PRIMER VISTAZO: ¡MIREN QUIÉN ES DIOS!
Ahí va la flotilla, cruzando el estrecho que después se llamará De los Vientos.
Al frente viaja el cacique Hatuey, quien, en una bolsa primitiva fabricada con los materiales que la palma le brindó, transporta desde Haití al dios que adoran los recién llegados quienes cabalgan en fabulosos animales de cuatro patas.
Cuando Hatuey y los suyos llegan, les explican a los taínos de este lado que los hombres venidos de donde sale el sol idolatran a un dios muy especial.
Y Hatuey les advierte: “¡Cuídense de ese dios! ¡Por él han sojuzgado a mi gente, por él han exterminado a los nuestros!”.
Entonces, desanudando su catauro de yagua, que enseguida vuelca, les muestra el Dios de los Blancos.
Sobre el arrecife de Maisí han rodado unas cuantas pepitas de oro.
SEGUNDO VISTAZO: EL RUSTÁN, UN PERSONAJE DE LEYENDA
José Policarpo Pineda, El Rustán, anda en boca de sus coterráneos guantanameros, como el héroe de una saga antigua, aun después de siglo y medio de muerto.
Intrépido mambí, se le recuerda como el más bravo de los coroneles que dieron aquellas comarcas.
Un ejemplo, para ilustrar la valentía provocadora de aquel coloso.
Cierta vez llegó El Rustán a un campamento donde se encontraban dos de los Maceo, hermanos de Antonio y de José.
Para enfurecerlos, dijo El Rustán: “Se acerca una columna española. Quisiera saber si hay por ahí un par de hermanitos, que dicen que son guapos, para que me acompañen a atacar a los panchos, nosotros solos”.
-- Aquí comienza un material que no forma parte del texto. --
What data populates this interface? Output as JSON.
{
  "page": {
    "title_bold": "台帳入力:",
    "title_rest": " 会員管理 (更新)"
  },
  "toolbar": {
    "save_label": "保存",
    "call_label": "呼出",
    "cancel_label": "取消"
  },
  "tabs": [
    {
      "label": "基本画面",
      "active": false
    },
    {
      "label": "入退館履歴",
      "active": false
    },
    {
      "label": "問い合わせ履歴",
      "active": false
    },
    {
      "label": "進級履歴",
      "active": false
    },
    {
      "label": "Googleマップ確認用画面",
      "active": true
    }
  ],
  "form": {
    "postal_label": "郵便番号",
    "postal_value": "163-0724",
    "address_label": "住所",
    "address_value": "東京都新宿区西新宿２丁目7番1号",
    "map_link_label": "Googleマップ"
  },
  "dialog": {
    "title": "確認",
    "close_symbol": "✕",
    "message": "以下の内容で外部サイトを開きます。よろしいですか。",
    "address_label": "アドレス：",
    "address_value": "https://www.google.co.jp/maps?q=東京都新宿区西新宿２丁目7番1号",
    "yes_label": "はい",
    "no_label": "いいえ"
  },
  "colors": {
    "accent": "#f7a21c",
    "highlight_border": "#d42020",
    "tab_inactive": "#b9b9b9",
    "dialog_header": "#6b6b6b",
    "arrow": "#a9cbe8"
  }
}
Regresaron los tres, llenos de tiros y sablazos, después de hacerles muchos muertos y prisioneros al enemigo.
TERCER VISTAZO: SALIR NUEVAMENTE DE CACERÍA
Quizás entre la nutrida tropa de bohemios que fueron los viejos trovadores cubanos, ninguno ejerció ese estilo de vida con la intensidad y la consecuencia con que lo hizo Sindo Garay.
Se iba a recorrer Cuba, sin un centavo, pues ya habría amigos que lo alojasen y nutriesen.
Una vez él visitaba mi natal Banes, y aceptó el convite de cenar en la casa de Don Carlos Linares, uno de los más conspicuos chivadores de la Villa de los Pinos. (Baste decir que Linares tenía en la sala de su casa el sarcófago que después habitaría. Mientras tanto, él y sus cofrades lo usaban como barra para apoyar los tragos).
Linares obsequia al invitado con un exquisito chilindrón, digno del más exigente gourmet.
Tras consumir un plato, Sindo le pregunta a Linares si habrá por ahí otro poco de esa maravilla.
Linares se rasca la cabeza y le dice al genial compositor: “Maestro… va a tener que esperar un poquito. Sí… a que cacemos otro gato.